The clever part is how producers and consumers work together. If the producer finds an additional column, he expands the schema and stores it as a new version in the Kafka Schema Registry. Then the change record is produced and the schema version ID is part of the payload. The consumer receives the payload, finds a new version, thus loads the schema definition and can process the data. Another producer might still produce data for the old version, but as the consumer's schema has a default value for that column - a null in most cases - the consumers are not impacted by that.

In essence, the schema is no longer a fixed structure but can change in a backward compatible way at any time. What each consumer does with the additional field is up to the developer. A data lake writer will simply add this field to the target table. A target application, which does not even need that additional field, will ignore it.

Publish/Subscribe versus Produce/Consume

Question: Who should have control about the received data, the producer or the consumer?

That should be obvious. As a consumer I want to decide which data I want to consume. The point "Which data" has two meanings in this context, though: The type of data is one but the time aspect is another.

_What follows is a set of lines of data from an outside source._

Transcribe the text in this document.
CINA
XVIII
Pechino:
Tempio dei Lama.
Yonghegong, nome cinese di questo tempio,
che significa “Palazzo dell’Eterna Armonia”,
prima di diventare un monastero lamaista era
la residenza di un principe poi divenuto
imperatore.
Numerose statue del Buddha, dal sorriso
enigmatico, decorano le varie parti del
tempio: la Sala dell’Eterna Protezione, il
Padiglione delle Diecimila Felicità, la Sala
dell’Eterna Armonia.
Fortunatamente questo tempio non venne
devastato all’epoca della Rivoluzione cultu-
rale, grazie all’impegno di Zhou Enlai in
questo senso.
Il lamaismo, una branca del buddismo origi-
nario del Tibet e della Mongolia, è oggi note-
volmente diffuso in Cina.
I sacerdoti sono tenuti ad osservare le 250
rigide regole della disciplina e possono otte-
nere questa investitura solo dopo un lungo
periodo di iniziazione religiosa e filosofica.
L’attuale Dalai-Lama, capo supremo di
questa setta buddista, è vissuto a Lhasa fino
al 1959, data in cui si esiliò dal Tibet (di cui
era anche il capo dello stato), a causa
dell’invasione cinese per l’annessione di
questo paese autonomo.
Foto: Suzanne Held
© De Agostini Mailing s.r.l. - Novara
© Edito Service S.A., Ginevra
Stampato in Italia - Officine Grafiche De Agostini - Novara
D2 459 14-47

In the old publish/subscribe methodology, the consumer does listen on ("subscribe to") a queue and therefore will receive all data posted there from this point in time onward. The Produce/Consume method is more like the "tell me which sales orders have been changed in the last 10 seconds". The consumer can listen on a data topic but it can also read the topic at free will. Although it sounds almost the same, it is the core reason Publish/Subscribe Message Queuing is not broadly used.

For example, if a Subscriber processed data incorrectly, it has no way to re-read the same data again. A Kafka Consumer simply rewinds the pointer to an earlier point in time and re-reads the data again. A developer needs to read the same data multiple times during testing. A Data Warehouse like BW loads data just once a day to have stable data anyhow. Error handling, recovery,... all is way simpler in a Produce/Consumer pattern. As a result Apache Kafka, as the champion in that area, is such a hot topic at companies.

The grand finale

Coming back to the initial question: What is the difference between process integration and data integration? The data structures. In process integration the data structures are complex. They consist of deeply nested data with arrays and substructures. In data integration all data comes as flat relational tables. Process integration is slow, data integration is fast.

Apache Kafka breaks the boundary. It is fast and can process deeply nested structures. For Kafka Data Integration is just an especially trivial case with no nested elements.

Hence it is the perfect backbone for any kind of integration. What is missing are the business user friendly producers/consumers - which this project provides.